Artigo completo sobre Monte Córdova
O monte de 376 metros onde Korrodi ergueu um templo visível por todo o concelho de Santo Tirso
Ocultar artigo Ler artigo completo
O sino da torre do santuário corta o ar da manhã e desce pela encosta. Ainda hoje, às 7h30, soa para os 3848 habitantes espalhados por Vilaça, Carvalhinho, Outeiro, Reguenga e mais sete lugarejos.

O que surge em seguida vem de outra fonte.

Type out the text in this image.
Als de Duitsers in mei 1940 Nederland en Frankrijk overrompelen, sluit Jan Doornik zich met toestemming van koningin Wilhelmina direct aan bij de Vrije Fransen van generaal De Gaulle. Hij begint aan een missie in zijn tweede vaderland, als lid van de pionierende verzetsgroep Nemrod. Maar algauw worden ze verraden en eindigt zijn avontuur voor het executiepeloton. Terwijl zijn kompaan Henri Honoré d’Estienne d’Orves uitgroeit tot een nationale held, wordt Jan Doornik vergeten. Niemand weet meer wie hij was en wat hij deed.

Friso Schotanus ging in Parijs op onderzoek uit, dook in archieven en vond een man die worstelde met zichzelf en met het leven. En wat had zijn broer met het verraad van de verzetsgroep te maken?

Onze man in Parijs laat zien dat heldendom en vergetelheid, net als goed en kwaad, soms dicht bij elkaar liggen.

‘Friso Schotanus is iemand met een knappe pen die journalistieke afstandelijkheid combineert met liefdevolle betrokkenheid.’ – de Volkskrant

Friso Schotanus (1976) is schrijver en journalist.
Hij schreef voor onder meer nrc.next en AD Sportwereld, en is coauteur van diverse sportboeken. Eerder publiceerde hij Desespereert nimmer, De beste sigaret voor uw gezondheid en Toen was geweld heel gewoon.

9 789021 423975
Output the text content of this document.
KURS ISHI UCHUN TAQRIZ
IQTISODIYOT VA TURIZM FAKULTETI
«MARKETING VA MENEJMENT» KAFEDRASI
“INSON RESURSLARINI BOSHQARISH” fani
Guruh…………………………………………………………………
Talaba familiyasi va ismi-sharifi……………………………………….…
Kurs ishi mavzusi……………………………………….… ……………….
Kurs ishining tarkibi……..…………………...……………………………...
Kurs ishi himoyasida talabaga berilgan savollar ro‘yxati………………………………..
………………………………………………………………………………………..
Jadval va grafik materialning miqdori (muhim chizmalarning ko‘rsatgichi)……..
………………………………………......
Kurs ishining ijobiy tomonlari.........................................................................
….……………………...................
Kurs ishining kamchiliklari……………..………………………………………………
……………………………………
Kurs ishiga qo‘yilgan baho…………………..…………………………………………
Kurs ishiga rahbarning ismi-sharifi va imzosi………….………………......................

A 376 m de altitude, Monte Córdova não é só o ponto mais alto do concelho: é o miradouro onde, em dias claros, se avista a torre da Igreja Matriz de Santo Tirso e, para lá do vale, a fábrica da Lactogal em Vila do Conde.
O santuário que vigia o vale
No cimo, o Santuário de Nossa Senhora da Assunção substituiu em 1919 a capelinha de 1901 que já não cabia aos romeiros. O projecto é de Ernesto Korrodi, mas a construção só terminou em 1946, quando o padre-acólito António Alves da Silva conseguiu o cimento que faltava após a guerra. As torres têm 28 m; escadas de 74 degraus levam ao adro. Lá dentro, a imagem da padroeira é de João da Fonseca Lapa, o mesmo que esculpiu o Cristo crucificado do Bom Jesus de Matosinhos. No dia 15 de Agosto, a missa das 11h enche bancos de madeira e degraus de pedra; são precisas duas colectas para caber o dinheiro dos paroquianos e dos emigrantes de França que aportam de carro alugado.
Aldeias de granito e nomes que ficaram
Monte Córdova aparece em foral de 1155 outorgado por D. Afonso Henriques a Paio Soares da Cordova, cavaleiro leonês que recebeu essas terras depois da reconquista cristã. O topónimo não vem de Córdova de Espanha: deriva do latim cordaria, “lugar de couros”, ofício que aqui floresceu com o rio Leça a curtir peles. Até 1836 integrou o extinto concelho de Refojos de Riba de Ave; depois passou para Santo Tirso. A igreja paroquial, dedicada a São Paio de Córdova, ergueu-se em 1758 sobre outra do século XIII. Ainda hoje se lê na pedra de armas: “S. PAI.DE CORDOVA – 1758”.
A rota dos peregrinos
O Caminho Central Português de Santiago entra na freguesia junto à ponte medieval do Rio Leça, sobe pela estrada municipal 535 e atravessa Carvalhinho. Os peregrinos encontram sete seteiras de granito e dois cruzeiros do século XVIII antes de chegarem ao santuário. A albergaria instalada na antiga escola primária de Vilaça abriu em 2019 e tem dez camas; o livro de assinatos guarda nomes da Coreia do Sul ao México. No verão, são entre 40 e 60 por dia; o café da Teresa guarda selo e carimbo desde 1998.
Vinhos, rojões e romarias
A casta predominante é o loureiro, plantada em socalcos a 250-350 m. A Cooperativa de Santo Tirso compra uva a 28 viticultores da freguesia; o branco leve com ligeira agulha sai por 3,50 €/garrafa na loja intermunicipal. Nos restaurantes, o rojão é de javali abatido na Serra da Cabreira; o cabrito vai ao forno de lenha do “Tío” Bernardo, em Reguenga, às 6h da manhã para almoço servido só aos domingos. A 13 de Agosto começa a novena da Assunção: quermesse no adro com filarmónica, tasquinha de caldo verde a 1,50 € e bolo de milho cortado à faca. No Domingo, procissão com 12 andores e banda da GNR. Em junho, São João do Carvalhinho acende três fogueiras; a maior, na aldeia, queima 15 m de altura com pinheiro seco cortado na semana anterior.
O que não se vê de imediato
Siga pela vereda do “Caminho do Rio” até ao lugar da Foz: a nascente do Leça está marcada por um marco de 1941, colocado pela Comissão Geográfica de Portugal. Às 18h, o sino do santuário toca de novo; as vacas das quintas do Outeiro deixam de pastar e caminham sozinhas para o estábulo. Não há miradouro assinalado, mas quem subir ao adro do cemitério de Vilaça descobre a fábrica da Riopele em Pousada de Saramagos e, à direita, a antiga estação de Santo Tirso, fechada desde 2009.